MediaMathが提供しているプロダクトは、DSPを中心としたマーケティングOS「TerminalOne」、ソーシャルメディアのキャンペーン管理を行う「Upcast」です。

MediaMathにはどんな特徴がありますか?

MediaMathの特長の中で代表的なものを挙げると以下の3つです。

1つは、プログラマティックマーケティングのリーダーとして市場を牽引してきたことです。MediaMathは技術開発に熱心に取り組む会社で、2007年というアドテクノロジー市場が未成熟だった時代に創業し、2008年には世界初となるRTBのテクノロジーを開発しDSPの提供を開始しました。その後は、最近話題となっているPMP(プライベートマーケットプレイス)も日本よりかなり早い2011年から提供を開始していて、現在も様々なチャレンジを続けています。

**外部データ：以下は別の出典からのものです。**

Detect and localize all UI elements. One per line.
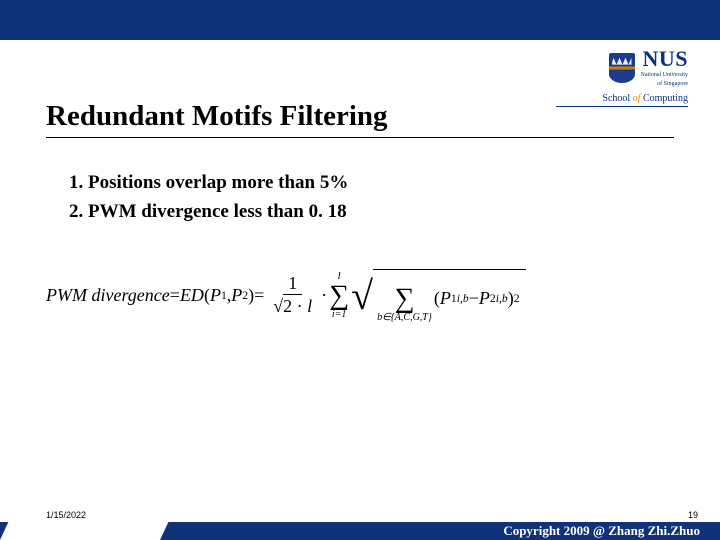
footer: 1/15/2022 19 Copyright 2009 @ Zhang Zhi.… — [0, 502, 720, 540]
footer-bar: Copyright 2009 @ Zhang Zhi.Zhuo — [0, 522, 720, 540]
sum-icon: l ∑ i=1 — [329, 271, 349, 320]
footer-date: 1/15/2022 — [46, 510, 86, 520]
logo-full-1: National University — [641, 72, 689, 79]
sum-icon: ∑ b∈{A,C,G,T} — [377, 274, 432, 323]
logo-full-2: of Singapore — [641, 81, 689, 88]
university-logo: NUS National University of Singapore Sch… — [556, 48, 688, 107]
title-rule — [46, 137, 674, 138]
bullet-list: Positions overlap more than 5% PWM diver… — [60, 168, 720, 227]
list-item: Positions overlap more than 5% — [88, 168, 720, 197]
sqrt-icon: √ — [351, 278, 373, 314]
logo-underline — [556, 106, 688, 107]
school-name: School of Computing — [556, 93, 688, 104]
copyright: Copyright 2009 @ Zhang Zhi.Zhuo — [503, 523, 700, 538]
crest-icon — [609, 53, 635, 83]
top-accent-bar — [0, 0, 720, 40]
footer-page: 19 — [688, 510, 698, 520]
logo-short: NUS — [641, 48, 689, 70]
formula: PWM divergence = ED ( P1 , P2 ) = 1 √2 ·… — [46, 269, 720, 323]
list-item: PWM divergence less than 0. 18 — [88, 197, 720, 226]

2つ目の特長は、MediaMathがデマンドサイドに特化した事業展開を行い、広告主の成果の実現に注力していることです。競合他社の中にはデマンドサイドとパブリッシャーサイドの両サイドの事業を行っている企業もありますが、MediaMathは創業当時から変わらず広告主だけと向き合っています。MediaMathはテクノロジーに特化していると語られてしまうことも多いのですが、実際は広告主の方により高い投資対効果(ROI)をもたらすことを一番大事にしています。

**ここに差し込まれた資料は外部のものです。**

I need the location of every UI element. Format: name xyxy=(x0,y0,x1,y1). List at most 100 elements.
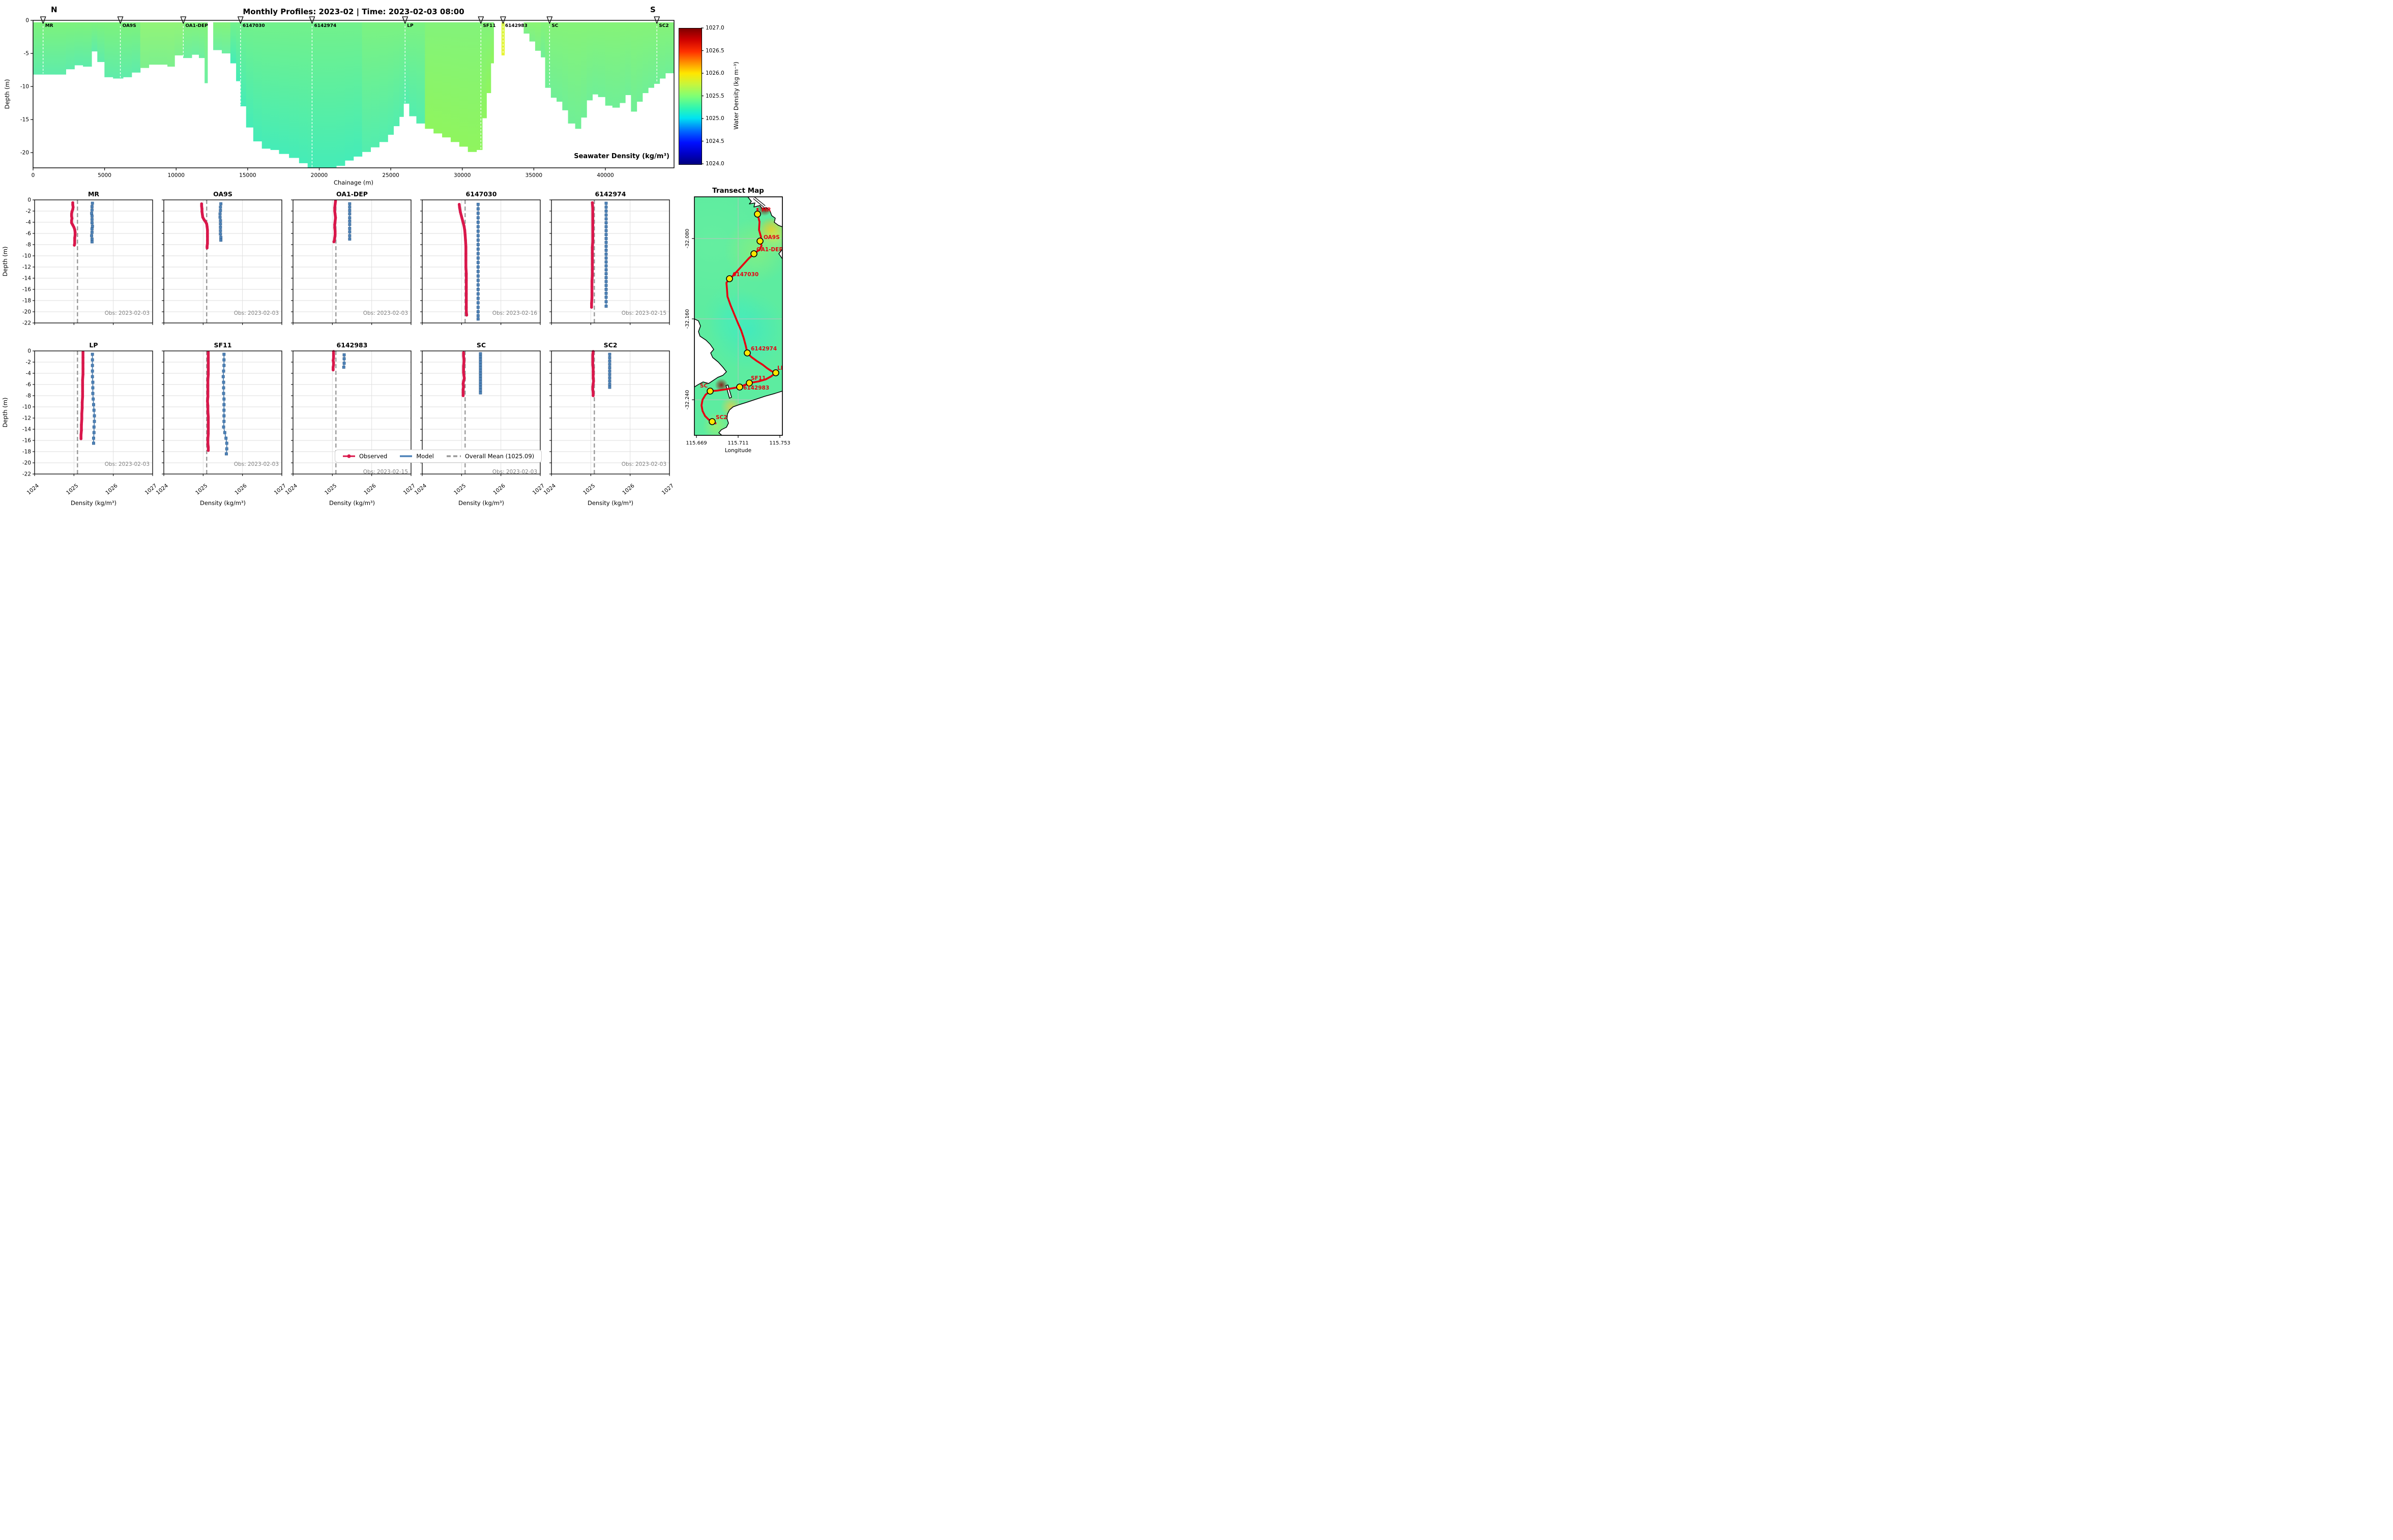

最後の特長は、グローバル企業として、クライアントやパートナーの提携数が多いことです。現在300社を超えるテクノロジーベンダーと提携し、あらゆる広告主からのニーズに応えられるようにしています。MediaMathは成長の過程で自社開発だけだと市場の成長や広告主のニーズに追いつかない部分があったので、歴史の中で数々の買収を行っています。2013年にはアカマイ・テクノロジーズの「Akamai Advertising Decision Solutions(ADS)」というクッキーレスのトラッキングテクノロジーを買収しました。その他にも昨年にはソーシャルメディアのキャンペーンを管理するUpcastを買収しました。facebookやTwitter、iADなどが繋がっており、「TerminalOne」と合わせ、クロスメディアでターゲットへのリーチができるようになっています。

2008年にDSP事業を始めて8年目だと思いますが、現在MediaMathではグローバルで何社のクライアントがいるのですか?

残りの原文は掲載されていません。